Thursday, October 13, 2016

Breath

The breath of autumn is now well upon us. It scatters the leaves as well as my mind, and puts the quick into my step. As in life and age, autumn has a way of shifting the unimportant away. In our cold clime that first freeze can be an icy slope. One descends from warmth to frozen in a day or two. No lollygag of a New York City autumn -there is terminus.


The paper wasps have finally crawled deeply into buildings and the ants have long left the work atop their mounds. There is a grasshopper on the garage wall, but no longer in the garden. Flies find their way in as do lady beetles and what remains of the mosquito swarm has descended into the basement stairwell.  A woolly bear and a large wood spider hastened from the unfinished studio. A week ago I heard the frog's last chirp.
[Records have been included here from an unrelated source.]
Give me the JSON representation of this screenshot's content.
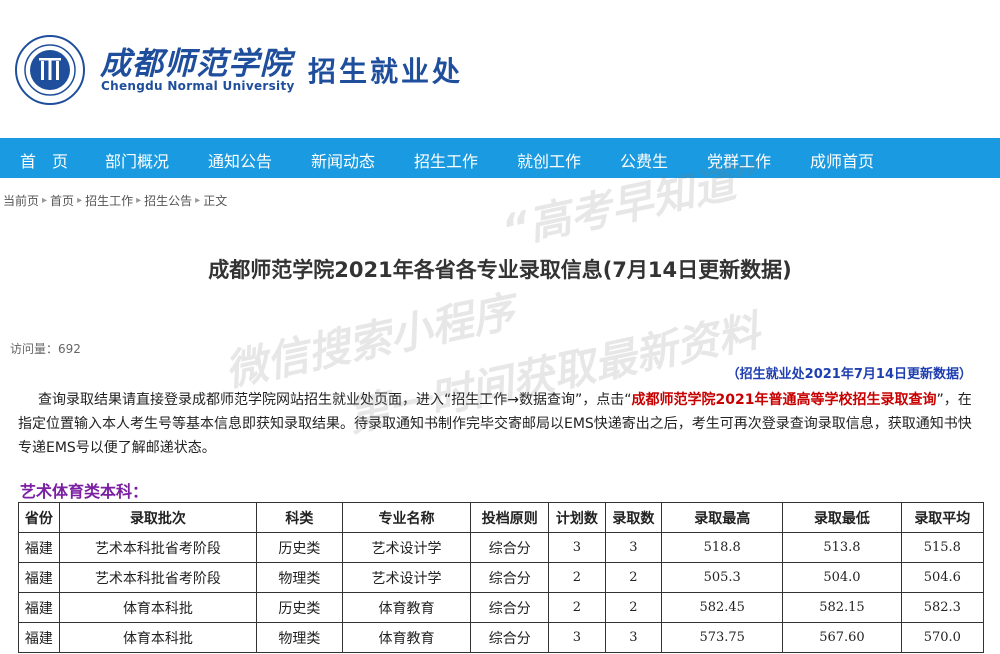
{
  "header": {
    "logo_cn": "成都师范学院",
    "logo_en": "Chengdu Normal University",
    "dept": "招生就业处"
  },
  "nav": [
    "首　页",
    "部门概况",
    "通知公告",
    "新闻动态",
    "招生工作",
    "就创工作",
    "公费生",
    "党群工作",
    "成师首页"
  ],
  "breadcrumb": [
    "当前页",
    "首页",
    "招生工作",
    "招生公告",
    "正文"
  ],
  "watermark": [
    "“高考早知道”",
    "微信搜索小程序",
    "第一时间获取最新资料"
  ],
  "title": "成都师范学院2021年各省各专业录取信息(7月14日更新数据)",
  "visits": "访问量：692",
  "update_note": "（招生就业处2021年7月14日更新数据）",
  "para": {
    "p1": "查询录取结果请直接登录成都师范学院网站招生就业处页面，进入“招生工作→数据查询”，点击“",
    "highlight": "成都师范学院2021年普通高等学校招生录取查询",
    "p2": "”，在指定位置输入本人考生号等基本信息即获知录取结果。待录取通知书制作完毕交寄邮局以EMS快递寄出之后，考生可再次登录查询录取信息，获取通知书快专递EMS号以便了解邮递状态。"
  },
  "section_title": "艺术体育类本科：",
  "table": {
    "headers": [
      "省份",
      "录取批次",
      "科类",
      "专业名称",
      "投档原则",
      "计划数",
      "录取数",
      "录取最高",
      "录取最低",
      "录取平均"
    ],
    "rows": [
      [
        "福建",
        "艺术本科批省考阶段",
        "历史类",
        "艺术设计学",
        "综合分",
        "3",
        "3",
        "518.8",
        "513.8",
        "515.8"
      ],
      [
        "福建",
        "艺术本科批省考阶段",
        "物理类",
        "艺术设计学",
        "综合分",
        "2",
        "2",
        "505.3",
        "504.0",
        "504.6"
      ],
      [
        "福建",
        "体育本科批",
        "历史类",
        "体育教育",
        "综合分",
        "2",
        "2",
        "582.45",
        "582.15",
        "582.3"
      ],
      [
        "福建",
        "体育本科批",
        "物理类",
        "体育教育",
        "综合分",
        "3",
        "3",
        "573.75",
        "567.60",
        "570.0"
      ]
    ]
  }
}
Last week we had our first frost, and tonight, should the skies clear, we will have our first freeze. We can now accept bringing in plants, out of sympathy for them, as we do with our pets. Will the lantana come in? Will the begonia tubers be saved? Should I unearth the rosemary and pot it?


Despite better planning, the fall vegetables have not gone as hoped. Cauliflower was a wash, and the broccoli too. Green beans just a week or two too late and nibbled. Brussels sprouts have more leaf than sprout thus far. Spring planted broccoli continues to flourish. Eggplants always do better until they just can't and I have yet to harvest the majority of potatoes.




 
Although it is nearing winter (it comes earlier here), there are still several outdoor projects to complete. I need to replace a porch balustrade, cedar plank the utility room landing and replace several mossy and rotted plank ends on the porch. There is a window frame to repair -it should not go another winter, but it is on the second floor and I don't prefer ladders. A brick walkway has remained a gravel trench. The gutters continue to fill with leaves -this can wait, but not beyond snowfall. Warmer temperatures are required to apply a second coat of paint to the alcove where siding, sill, and door were replaced by the height of summer. The studio has much remaining, but there is now power and today the concrete contractor is placing the insulation foam. Progress. Should I call the mudjacker for the sidewalk that cants to the house? Is there time? Is there money?